Since the study was published in March, Google has added a disclaimer to its user ads settings stating that users can only control “some” of the ads that they see.

The team says it’s unlikely that Google intentionally discriminated against users or obfuscated its policy. “We consider it more likely that Google has lost control over its massive, automated advertising system,” they say in the study.

The question of attribution here is a difficult one. With so many variables, the researchers are unsure of whether this falls at a fault of Google, the advertisers, both, or neither. Indeed, machine-learned algorithms can behave oddly under lots of data, and systems programmed by people may hold the biases of people.

“Given the pervasive structural nature of gender discrimination in society at large, blaming one party may ignore context and correlations that make avoiding such discrimination difficult,” writes Dr. Datta. “Furthermore, we cannot determine whether Google, the advertiser, or complex interactions among them and others caused the discrimination.”

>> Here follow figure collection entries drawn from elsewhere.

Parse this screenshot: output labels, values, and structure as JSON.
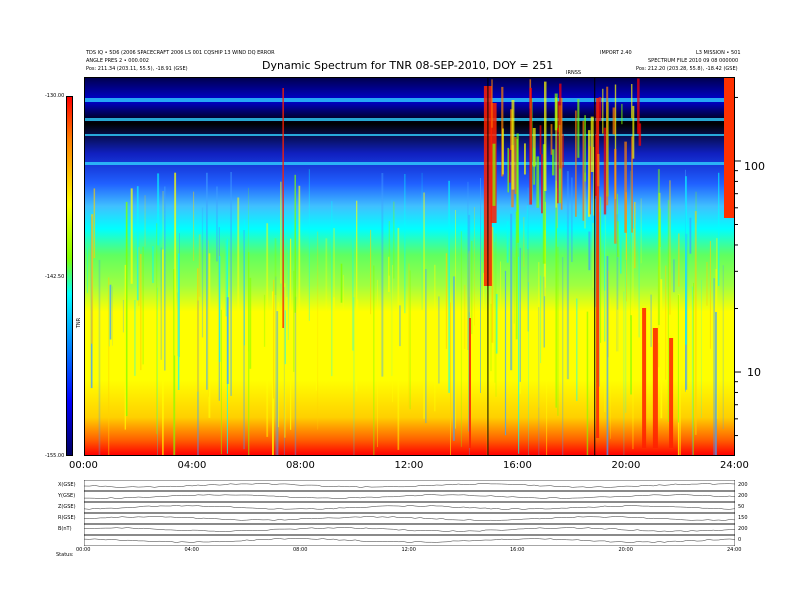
{
  "header": {
    "left_line1": "TDS IQ • 5D6 (2006 SPACECRAFT 2006 LS 001 CQSHIP 13 WIND DQ ERROR",
    "left_line2": "ANGLE PRES 2 • 000.002",
    "left_pos": "Pos: 211.34 (203.11, 55.5), -18.91 (GSE)",
    "right_line1": "IMPORT 2.40",
    "right_line2": "L3 MISSION • 501",
    "right_line3": "SPECTRUM FILE 2010 09 08 000000",
    "right_pos": "Pos: 212.20 (203.28, 55.8), -18.42 (GSE)",
    "mid_marker": "IRNSS"
  },
  "chart_data": {
    "type": "heatmap",
    "title": "Dynamic Spectrum for TNR 08-SEP-2010, DOY = 251",
    "x_ticks": [
      "00:00",
      "04:00",
      "08:00",
      "12:00",
      "16:00",
      "20:00",
      "24:00"
    ],
    "x_range_hours": [
      0,
      24
    ],
    "y_scale": "log",
    "y_range_khz": [
      4,
      250
    ],
    "y_ticks": [
      "100",
      "10"
    ],
    "y_tick_values": [
      100,
      10
    ],
    "colorbar_ticks": [
      "-130.00",
      "-142.50",
      "-155.00"
    ],
    "colorbar_label": "TNR",
    "colorscale": [
      "#000060",
      "#0000ff",
      "#0080ff",
      "#00ffff",
      "#80ff00",
      "#ffff00",
      "#ff8000",
      "#ff0000"
    ]
  },
  "ephemeris": {
    "rows": [
      {
        "label": "X(GSE)",
        "right": "200"
      },
      {
        "label": "Y(GSE)",
        "right": "200"
      },
      {
        "label": "Z(GSE)",
        "right": "50"
      },
      {
        "label": "R(GSE)",
        "right": "150"
      },
      {
        "label": "B(nT)",
        "right": "200"
      },
      {
        "label": "",
        "right": "0"
      }
    ],
    "x_ticks": [
      "00:00",
      "04:00",
      "08:00",
      "12:00",
      "16:00",
      "20:00",
      "24:00"
    ],
    "footer_label": "Status:"
  }
}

Whatever complex factors led to the study’s findings still need to be researched further, Roxana Geambasu, an assistant professor at Columbia University, tells Technology Review.

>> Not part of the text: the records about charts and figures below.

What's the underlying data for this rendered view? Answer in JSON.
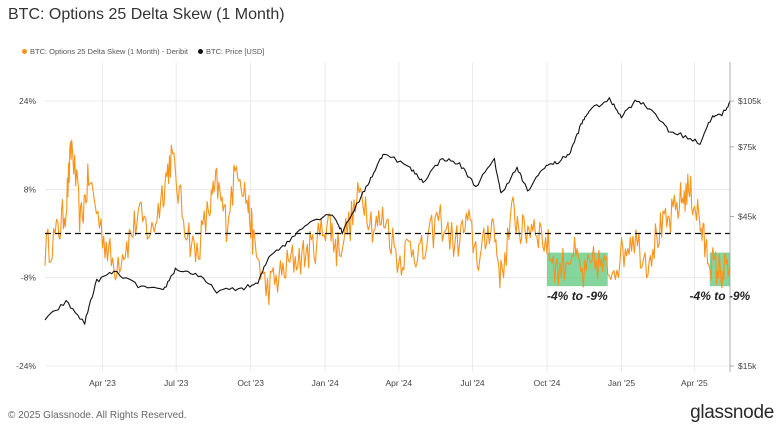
{
  "title": "BTC: Options 25 Delta Skew (1 Month)",
  "footer": "© 2025 Glassnode. All Rights Reserved.",
  "brand": "glassnode",
  "colors": {
    "skew": "#f7931a",
    "price": "#111111",
    "highlight": "#5cc77e",
    "grid": "#e6e6e6"
  },
  "chart_data": {
    "type": "line",
    "title": "BTC: Options 25 Delta Skew (1 Month)",
    "legend_position": "top-left",
    "grid": true,
    "x_ticks": [
      "Apr '23",
      "Jul '23",
      "Oct '23",
      "Jan '24",
      "Apr '24",
      "Jul '24",
      "Oct '24",
      "Jan '25",
      "Apr '25"
    ],
    "x_range": [
      "2023-01-20",
      "2025-05-15"
    ],
    "y_left": {
      "ticks": [
        "24%",
        "8%",
        "-8%",
        "-24%"
      ],
      "range": [
        -24,
        24
      ],
      "unit": "%"
    },
    "y_right": {
      "ticks": [
        "$105k",
        "$75k",
        "$45k",
        "$15k"
      ],
      "range": [
        15000,
        105000
      ],
      "scale": "log"
    },
    "reference_line": {
      "value": 0,
      "style": "dashed"
    },
    "series": [
      {
        "name": "BTC: Options 25 Delta Skew (1 Month) - Deribit",
        "axis": "left",
        "points": [
          [
            "2023-01-20",
            -3
          ],
          [
            "2023-02-05",
            0
          ],
          [
            "2023-02-15",
            5
          ],
          [
            "2023-02-22",
            16
          ],
          [
            "2023-03-05",
            2
          ],
          [
            "2023-03-15",
            10
          ],
          [
            "2023-04-01",
            0
          ],
          [
            "2023-04-15",
            -6
          ],
          [
            "2023-05-01",
            -2
          ],
          [
            "2023-05-15",
            3
          ],
          [
            "2023-06-01",
            0
          ],
          [
            "2023-06-15",
            8
          ],
          [
            "2023-06-25",
            14
          ],
          [
            "2023-07-10",
            3
          ],
          [
            "2023-07-25",
            -4
          ],
          [
            "2023-08-10",
            4
          ],
          [
            "2023-08-20",
            9
          ],
          [
            "2023-09-01",
            2
          ],
          [
            "2023-09-15",
            13
          ],
          [
            "2023-09-28",
            5
          ],
          [
            "2023-10-05",
            -2
          ],
          [
            "2023-10-20",
            -10
          ],
          [
            "2023-11-05",
            -8
          ],
          [
            "2023-11-20",
            -5
          ],
          [
            "2023-12-05",
            -4
          ],
          [
            "2023-12-20",
            -2
          ],
          [
            "2024-01-05",
            3
          ],
          [
            "2024-01-15",
            -3
          ],
          [
            "2024-02-01",
            2
          ],
          [
            "2024-02-15",
            8
          ],
          [
            "2024-03-01",
            1
          ],
          [
            "2024-03-15",
            3
          ],
          [
            "2024-04-01",
            -5
          ],
          [
            "2024-04-15",
            -2
          ],
          [
            "2024-05-01",
            -4
          ],
          [
            "2024-05-20",
            3
          ],
          [
            "2024-06-10",
            -2
          ],
          [
            "2024-06-25",
            2
          ],
          [
            "2024-07-10",
            -5
          ],
          [
            "2024-07-25",
            3
          ],
          [
            "2024-08-05",
            -8
          ],
          [
            "2024-08-20",
            4
          ],
          [
            "2024-09-01",
            0
          ],
          [
            "2024-09-15",
            2
          ],
          [
            "2024-10-01",
            -2
          ],
          [
            "2024-10-15",
            -7
          ],
          [
            "2024-11-01",
            -3
          ],
          [
            "2024-11-15",
            -8
          ],
          [
            "2024-12-01",
            -5
          ],
          [
            "2024-12-15",
            -7
          ],
          [
            "2025-01-01",
            -4
          ],
          [
            "2025-01-15",
            0
          ],
          [
            "2025-02-01",
            -5
          ],
          [
            "2025-02-15",
            0
          ],
          [
            "2025-03-01",
            2
          ],
          [
            "2025-03-15",
            6
          ],
          [
            "2025-03-25",
            8
          ],
          [
            "2025-04-05",
            4
          ],
          [
            "2025-04-15",
            -3
          ],
          [
            "2025-04-25",
            -6
          ],
          [
            "2025-05-05",
            -7
          ],
          [
            "2025-05-15",
            -6
          ]
        ]
      },
      {
        "name": "BTC: Price [USD]",
        "axis": "right",
        "points": [
          [
            "2023-01-20",
            21000
          ],
          [
            "2023-02-15",
            24000
          ],
          [
            "2023-03-10",
            20500
          ],
          [
            "2023-03-25",
            28000
          ],
          [
            "2023-04-15",
            30000
          ],
          [
            "2023-05-15",
            27000
          ],
          [
            "2023-06-15",
            26000
          ],
          [
            "2023-06-30",
            30500
          ],
          [
            "2023-07-25",
            29500
          ],
          [
            "2023-08-20",
            26000
          ],
          [
            "2023-09-20",
            26500
          ],
          [
            "2023-10-10",
            27500
          ],
          [
            "2023-10-25",
            34000
          ],
          [
            "2023-11-15",
            37000
          ],
          [
            "2023-12-10",
            43000
          ],
          [
            "2024-01-10",
            46000
          ],
          [
            "2024-01-22",
            40000
          ],
          [
            "2024-02-15",
            52000
          ],
          [
            "2024-03-01",
            62000
          ],
          [
            "2024-03-14",
            72000
          ],
          [
            "2024-04-15",
            64000
          ],
          [
            "2024-05-01",
            58000
          ],
          [
            "2024-05-25",
            69000
          ],
          [
            "2024-06-15",
            66000
          ],
          [
            "2024-07-05",
            56000
          ],
          [
            "2024-07-28",
            68000
          ],
          [
            "2024-08-05",
            53000
          ],
          [
            "2024-08-25",
            64000
          ],
          [
            "2024-09-07",
            54000
          ],
          [
            "2024-09-28",
            65000
          ],
          [
            "2024-10-15",
            67000
          ],
          [
            "2024-10-30",
            72000
          ],
          [
            "2024-11-12",
            88000
          ],
          [
            "2024-11-22",
            98000
          ],
          [
            "2024-12-17",
            106000
          ],
          [
            "2025-01-01",
            94000
          ],
          [
            "2025-01-20",
            106000
          ],
          [
            "2025-02-10",
            97000
          ],
          [
            "2025-02-28",
            84000
          ],
          [
            "2025-03-15",
            82000
          ],
          [
            "2025-04-08",
            77000
          ],
          [
            "2025-04-22",
            93000
          ],
          [
            "2025-05-05",
            95000
          ],
          [
            "2025-05-15",
            104000
          ]
        ]
      }
    ],
    "annotations": [
      {
        "text": "-4% to -9%",
        "range": [
          "2024-10-01",
          "2024-12-15"
        ],
        "y_range": [
          -9,
          -4
        ]
      },
      {
        "text": "-4% to -9%",
        "range": [
          "2025-04-20",
          "2025-05-15"
        ],
        "y_range": [
          -9,
          -4
        ]
      }
    ]
  }
}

“You can’t draw big conclusions, because we haven’t studied this very much and these examples could be rare exceptions,” she says. “What we need now is infrastructure and tools to study these systems at much larger scale.”

Though their research found discrimination and a lack of transparency in Google’s advertising operations, Datta and his team cannot say whether this breaks any of the company’s rules. “Indeed, Google’s policies allow it to serve different ads based on gender,” the study notes.

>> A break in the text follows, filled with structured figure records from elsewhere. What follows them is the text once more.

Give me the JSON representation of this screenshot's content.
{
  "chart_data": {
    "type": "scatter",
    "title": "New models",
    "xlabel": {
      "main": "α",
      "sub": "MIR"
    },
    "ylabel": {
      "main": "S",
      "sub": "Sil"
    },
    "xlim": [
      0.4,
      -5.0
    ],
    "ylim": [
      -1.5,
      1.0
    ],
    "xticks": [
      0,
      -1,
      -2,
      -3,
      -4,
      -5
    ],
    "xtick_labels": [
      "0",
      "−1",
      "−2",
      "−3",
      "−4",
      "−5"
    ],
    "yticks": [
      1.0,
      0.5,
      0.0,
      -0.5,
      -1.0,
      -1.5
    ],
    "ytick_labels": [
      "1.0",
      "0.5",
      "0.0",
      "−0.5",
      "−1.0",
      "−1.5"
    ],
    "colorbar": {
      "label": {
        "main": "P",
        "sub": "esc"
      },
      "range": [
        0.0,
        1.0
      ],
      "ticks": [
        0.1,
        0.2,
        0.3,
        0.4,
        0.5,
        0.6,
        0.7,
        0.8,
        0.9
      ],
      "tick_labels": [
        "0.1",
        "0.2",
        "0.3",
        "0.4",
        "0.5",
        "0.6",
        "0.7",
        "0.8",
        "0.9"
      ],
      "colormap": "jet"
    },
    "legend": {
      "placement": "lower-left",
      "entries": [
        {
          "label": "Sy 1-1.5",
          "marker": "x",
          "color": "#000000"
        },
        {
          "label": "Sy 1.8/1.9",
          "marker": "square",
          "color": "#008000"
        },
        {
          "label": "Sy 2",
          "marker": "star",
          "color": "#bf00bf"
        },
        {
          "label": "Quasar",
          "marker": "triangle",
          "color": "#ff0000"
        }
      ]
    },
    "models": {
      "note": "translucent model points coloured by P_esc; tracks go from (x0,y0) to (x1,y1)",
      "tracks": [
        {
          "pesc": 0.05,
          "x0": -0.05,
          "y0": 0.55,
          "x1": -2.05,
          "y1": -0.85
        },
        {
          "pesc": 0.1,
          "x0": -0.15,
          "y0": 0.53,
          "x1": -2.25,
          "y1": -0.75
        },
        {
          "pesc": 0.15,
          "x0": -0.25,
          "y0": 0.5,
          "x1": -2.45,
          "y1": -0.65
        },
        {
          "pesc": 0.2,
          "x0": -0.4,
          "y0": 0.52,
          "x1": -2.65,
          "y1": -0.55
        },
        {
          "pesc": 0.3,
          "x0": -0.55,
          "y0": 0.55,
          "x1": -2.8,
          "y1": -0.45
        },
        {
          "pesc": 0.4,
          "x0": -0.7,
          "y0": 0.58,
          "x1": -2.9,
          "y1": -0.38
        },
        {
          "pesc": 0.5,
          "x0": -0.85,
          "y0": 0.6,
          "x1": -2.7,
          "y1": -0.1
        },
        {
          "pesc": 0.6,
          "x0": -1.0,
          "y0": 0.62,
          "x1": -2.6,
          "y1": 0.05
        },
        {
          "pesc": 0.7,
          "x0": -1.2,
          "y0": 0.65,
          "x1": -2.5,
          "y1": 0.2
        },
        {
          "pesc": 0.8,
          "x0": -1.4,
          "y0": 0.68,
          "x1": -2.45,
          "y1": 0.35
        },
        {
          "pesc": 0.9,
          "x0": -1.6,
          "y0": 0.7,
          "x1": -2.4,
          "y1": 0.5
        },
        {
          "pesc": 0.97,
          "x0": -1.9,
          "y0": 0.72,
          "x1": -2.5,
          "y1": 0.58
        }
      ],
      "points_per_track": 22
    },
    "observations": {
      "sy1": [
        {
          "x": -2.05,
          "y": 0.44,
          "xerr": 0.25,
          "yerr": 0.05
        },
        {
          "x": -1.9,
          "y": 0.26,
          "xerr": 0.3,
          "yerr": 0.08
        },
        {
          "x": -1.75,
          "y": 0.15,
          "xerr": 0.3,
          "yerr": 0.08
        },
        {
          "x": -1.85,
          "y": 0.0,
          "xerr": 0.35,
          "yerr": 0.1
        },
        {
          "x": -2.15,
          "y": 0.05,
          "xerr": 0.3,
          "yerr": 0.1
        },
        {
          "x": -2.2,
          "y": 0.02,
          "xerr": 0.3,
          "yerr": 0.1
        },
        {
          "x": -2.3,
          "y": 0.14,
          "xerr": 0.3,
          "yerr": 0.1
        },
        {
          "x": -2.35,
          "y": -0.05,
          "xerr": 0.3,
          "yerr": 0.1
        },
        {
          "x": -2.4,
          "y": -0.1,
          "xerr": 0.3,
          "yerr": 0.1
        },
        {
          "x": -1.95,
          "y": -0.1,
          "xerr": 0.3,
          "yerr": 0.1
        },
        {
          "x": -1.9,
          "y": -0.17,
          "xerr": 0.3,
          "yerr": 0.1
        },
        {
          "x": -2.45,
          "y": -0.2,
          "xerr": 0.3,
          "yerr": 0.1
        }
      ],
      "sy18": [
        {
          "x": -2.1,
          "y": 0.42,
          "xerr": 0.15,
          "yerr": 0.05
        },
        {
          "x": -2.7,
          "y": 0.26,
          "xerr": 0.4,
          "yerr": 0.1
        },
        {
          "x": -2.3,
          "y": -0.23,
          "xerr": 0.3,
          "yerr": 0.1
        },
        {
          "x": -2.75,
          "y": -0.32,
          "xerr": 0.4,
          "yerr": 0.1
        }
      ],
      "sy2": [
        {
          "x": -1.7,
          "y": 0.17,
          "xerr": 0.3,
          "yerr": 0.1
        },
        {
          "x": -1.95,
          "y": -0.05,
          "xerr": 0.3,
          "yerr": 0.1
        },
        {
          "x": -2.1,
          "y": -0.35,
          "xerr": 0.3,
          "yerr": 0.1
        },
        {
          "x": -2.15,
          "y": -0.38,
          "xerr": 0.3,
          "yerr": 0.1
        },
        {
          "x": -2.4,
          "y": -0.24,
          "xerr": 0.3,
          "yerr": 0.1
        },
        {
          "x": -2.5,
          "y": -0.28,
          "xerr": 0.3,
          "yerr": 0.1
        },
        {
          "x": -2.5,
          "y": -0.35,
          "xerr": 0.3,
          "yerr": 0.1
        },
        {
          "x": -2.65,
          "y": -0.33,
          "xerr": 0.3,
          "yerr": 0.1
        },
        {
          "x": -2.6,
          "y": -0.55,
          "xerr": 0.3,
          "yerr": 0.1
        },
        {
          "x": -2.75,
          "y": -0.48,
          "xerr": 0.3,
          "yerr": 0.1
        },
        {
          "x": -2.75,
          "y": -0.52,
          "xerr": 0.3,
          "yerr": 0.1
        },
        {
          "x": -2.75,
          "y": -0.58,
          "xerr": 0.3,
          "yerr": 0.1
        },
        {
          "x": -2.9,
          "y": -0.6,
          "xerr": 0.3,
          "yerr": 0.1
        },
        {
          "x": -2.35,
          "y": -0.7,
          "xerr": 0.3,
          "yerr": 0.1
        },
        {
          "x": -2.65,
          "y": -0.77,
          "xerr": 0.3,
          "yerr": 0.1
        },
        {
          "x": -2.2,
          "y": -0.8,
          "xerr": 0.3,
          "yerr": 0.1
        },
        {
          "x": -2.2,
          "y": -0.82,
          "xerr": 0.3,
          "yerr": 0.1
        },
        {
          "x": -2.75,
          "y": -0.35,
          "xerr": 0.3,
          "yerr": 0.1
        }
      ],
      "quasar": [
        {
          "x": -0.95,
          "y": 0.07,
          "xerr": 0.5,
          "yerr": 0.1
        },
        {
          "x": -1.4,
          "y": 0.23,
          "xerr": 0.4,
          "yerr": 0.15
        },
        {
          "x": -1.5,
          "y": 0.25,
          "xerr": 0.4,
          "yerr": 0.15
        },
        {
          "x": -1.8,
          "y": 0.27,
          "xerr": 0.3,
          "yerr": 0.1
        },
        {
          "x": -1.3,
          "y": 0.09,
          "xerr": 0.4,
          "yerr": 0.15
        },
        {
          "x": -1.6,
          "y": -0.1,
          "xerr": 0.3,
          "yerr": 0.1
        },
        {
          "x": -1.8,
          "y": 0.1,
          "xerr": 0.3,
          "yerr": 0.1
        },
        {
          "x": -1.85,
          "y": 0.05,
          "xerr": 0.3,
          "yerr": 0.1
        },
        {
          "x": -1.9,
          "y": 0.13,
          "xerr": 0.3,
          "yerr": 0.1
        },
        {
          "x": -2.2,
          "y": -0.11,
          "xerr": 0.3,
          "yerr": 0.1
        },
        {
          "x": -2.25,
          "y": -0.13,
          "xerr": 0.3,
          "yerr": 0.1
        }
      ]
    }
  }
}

But AdFisher was not investigating how the ads were discriminating, just if they were. And they found that result with a statistical significance “1000 times more significant than the standard 0.05 significance.”

They hope that the tools they’ve created can be used in the future to figure out how this discrimination was caused so that it can be corrected. This information, the report notes, can be easily used by Google, the advertisers, or a regulatory body to spur deeper investigations.

“We encourage research developing tools that ad networks and advertisers can use to prevent such unacceptable outcomes,” says the report.

At the time of this article, Google has been investigating the study and has yet to release a statement.